There have been many losses as I have deconstructed the faith I inherited.  One of the more difficult has been the loss of relating to God in the way I would relate to a human friend.  I grew up in a expression of Christian faith that taught Christianity as having a personal relationship with God.  I liked that.  After all who wouldn’t want someone whose hands had flung stars into space to be their friend.

This was a helpful starting place, for the concept of God a person is definable and manageable.  Yet there was always a nagging dissonance between my notion of what a friend was and the reality of this “personal relationship”.   How could I enjoy the companionship of someone who didn’t verbally contribute much in conversation?   How could I really know someone whose thoughts often suspiciously echoed my own!

When I discovered the contemplative path, I begun to see God in a more expansive way.  I experienced Gods peace through meditation, and recognised Gods hand in a sunset or a walk through the forest.  It was beautiful and meaningful, but it wasn’t personal.  I loved and revered the largeness of God, but grieved what felt like to the loss of a personal relationship.

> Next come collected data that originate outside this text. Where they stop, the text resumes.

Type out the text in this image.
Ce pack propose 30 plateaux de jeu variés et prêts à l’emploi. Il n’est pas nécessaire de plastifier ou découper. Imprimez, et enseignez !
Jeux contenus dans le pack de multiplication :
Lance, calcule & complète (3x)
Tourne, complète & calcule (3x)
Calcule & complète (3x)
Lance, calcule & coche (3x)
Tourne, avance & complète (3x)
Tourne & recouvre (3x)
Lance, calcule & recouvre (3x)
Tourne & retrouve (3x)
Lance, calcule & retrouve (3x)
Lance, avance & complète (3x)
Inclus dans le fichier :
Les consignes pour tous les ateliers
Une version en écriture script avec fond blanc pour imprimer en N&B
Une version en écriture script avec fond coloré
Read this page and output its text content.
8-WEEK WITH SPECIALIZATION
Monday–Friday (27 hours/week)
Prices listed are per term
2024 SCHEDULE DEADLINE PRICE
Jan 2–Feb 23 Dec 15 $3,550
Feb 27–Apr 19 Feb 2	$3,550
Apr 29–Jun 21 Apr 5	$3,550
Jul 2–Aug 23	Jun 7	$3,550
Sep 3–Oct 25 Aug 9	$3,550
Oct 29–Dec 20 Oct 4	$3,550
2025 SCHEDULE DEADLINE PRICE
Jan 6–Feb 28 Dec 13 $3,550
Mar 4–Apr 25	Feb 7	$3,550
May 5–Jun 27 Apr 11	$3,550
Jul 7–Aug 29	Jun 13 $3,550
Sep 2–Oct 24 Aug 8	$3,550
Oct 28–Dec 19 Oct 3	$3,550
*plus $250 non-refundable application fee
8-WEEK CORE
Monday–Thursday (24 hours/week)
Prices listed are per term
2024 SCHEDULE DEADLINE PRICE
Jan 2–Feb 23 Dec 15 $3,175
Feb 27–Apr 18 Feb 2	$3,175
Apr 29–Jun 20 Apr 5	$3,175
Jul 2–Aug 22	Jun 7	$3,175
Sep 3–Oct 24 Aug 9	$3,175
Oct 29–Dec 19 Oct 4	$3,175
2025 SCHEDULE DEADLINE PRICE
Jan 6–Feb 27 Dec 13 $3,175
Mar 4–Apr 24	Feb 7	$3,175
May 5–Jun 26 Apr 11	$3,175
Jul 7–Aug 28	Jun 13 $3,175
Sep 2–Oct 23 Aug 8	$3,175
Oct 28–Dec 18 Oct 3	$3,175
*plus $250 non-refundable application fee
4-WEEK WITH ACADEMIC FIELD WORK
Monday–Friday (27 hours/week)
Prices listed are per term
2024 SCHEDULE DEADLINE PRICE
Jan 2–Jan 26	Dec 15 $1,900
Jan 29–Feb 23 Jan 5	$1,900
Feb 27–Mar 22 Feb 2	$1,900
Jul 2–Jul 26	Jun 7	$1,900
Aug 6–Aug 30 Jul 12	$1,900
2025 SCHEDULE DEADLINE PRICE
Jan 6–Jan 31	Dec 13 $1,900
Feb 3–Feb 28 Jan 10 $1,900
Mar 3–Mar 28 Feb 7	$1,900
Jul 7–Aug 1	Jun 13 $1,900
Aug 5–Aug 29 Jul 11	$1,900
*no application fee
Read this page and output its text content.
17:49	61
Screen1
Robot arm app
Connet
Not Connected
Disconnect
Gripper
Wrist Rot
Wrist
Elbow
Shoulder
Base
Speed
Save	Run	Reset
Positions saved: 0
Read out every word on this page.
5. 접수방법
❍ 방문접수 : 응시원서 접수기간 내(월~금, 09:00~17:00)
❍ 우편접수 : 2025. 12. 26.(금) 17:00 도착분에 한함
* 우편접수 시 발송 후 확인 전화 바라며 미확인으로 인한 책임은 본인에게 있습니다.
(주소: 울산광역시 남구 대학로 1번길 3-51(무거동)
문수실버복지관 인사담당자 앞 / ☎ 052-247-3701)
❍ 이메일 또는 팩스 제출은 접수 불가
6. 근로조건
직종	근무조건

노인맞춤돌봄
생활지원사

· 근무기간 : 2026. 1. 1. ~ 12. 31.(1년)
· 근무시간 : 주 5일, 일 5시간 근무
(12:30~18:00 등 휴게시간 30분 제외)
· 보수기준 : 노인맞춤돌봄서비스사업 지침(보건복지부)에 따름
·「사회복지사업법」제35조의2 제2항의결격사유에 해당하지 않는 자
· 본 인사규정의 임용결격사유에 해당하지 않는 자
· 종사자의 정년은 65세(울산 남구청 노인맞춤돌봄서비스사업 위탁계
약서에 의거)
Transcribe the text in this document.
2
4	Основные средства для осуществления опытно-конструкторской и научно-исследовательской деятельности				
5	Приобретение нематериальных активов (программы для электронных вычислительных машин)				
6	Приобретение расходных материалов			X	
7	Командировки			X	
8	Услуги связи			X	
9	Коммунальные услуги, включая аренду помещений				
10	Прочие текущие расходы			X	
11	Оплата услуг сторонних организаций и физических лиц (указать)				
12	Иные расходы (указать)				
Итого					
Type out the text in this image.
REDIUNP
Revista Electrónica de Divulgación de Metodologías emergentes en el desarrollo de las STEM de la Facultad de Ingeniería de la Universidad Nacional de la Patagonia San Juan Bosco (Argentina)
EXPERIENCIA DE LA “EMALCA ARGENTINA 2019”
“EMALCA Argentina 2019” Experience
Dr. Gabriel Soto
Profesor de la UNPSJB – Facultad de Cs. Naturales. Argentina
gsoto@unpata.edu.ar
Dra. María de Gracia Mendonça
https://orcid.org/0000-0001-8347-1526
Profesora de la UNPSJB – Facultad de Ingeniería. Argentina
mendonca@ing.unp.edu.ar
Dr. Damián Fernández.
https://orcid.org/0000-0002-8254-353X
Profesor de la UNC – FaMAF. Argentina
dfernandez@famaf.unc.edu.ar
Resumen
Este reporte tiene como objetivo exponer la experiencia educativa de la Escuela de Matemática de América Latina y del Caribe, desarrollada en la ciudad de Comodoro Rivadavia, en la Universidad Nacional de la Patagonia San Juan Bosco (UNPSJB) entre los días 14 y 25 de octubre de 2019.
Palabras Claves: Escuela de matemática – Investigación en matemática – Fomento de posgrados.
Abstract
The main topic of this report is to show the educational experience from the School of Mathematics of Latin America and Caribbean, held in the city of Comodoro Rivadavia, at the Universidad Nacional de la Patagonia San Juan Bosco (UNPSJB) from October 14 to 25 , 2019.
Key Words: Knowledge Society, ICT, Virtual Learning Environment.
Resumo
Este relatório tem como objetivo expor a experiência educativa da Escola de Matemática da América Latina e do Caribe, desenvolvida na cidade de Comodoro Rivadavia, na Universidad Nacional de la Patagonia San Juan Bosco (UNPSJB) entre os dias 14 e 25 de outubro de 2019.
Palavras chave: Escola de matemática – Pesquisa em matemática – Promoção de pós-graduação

One of the problems with the word God is that it creates an image in our minds of a person.  It may be an old man with a white beard, a blue goddess with 8 arms, an icon, or Jesus in jeans. Each reduces all that God is into human form.  But God is not human, and no form can convey all that God is.  When we give God a name, and a gender (he!) we limit God to a single form.  Maybe that is why God gives so many different names and images when asked for one?

Love itself is without form, although it takes on many forms.  A mother nurturing her child.  A prisoner of war sharing their only piece of stale bread.  A man dying on a cross.  Each act a perfect but partial expression of divine love we know as God.  It is the formlessness of Devine love that enables it to express itself so freely in so many ways.

The same formlessness that enables God to be truly personal.  For Devine Love lives within me, and I live in Devine love.  God is the air that I breath, and you can’t get closer than that.

So maybe it is time to let go of my outdated notion of God as form to allow Devine Love to be truly present with me, in me, and through me.  To recognise my very life as an extension of this love and to live in relationship with it.  The closest of companions.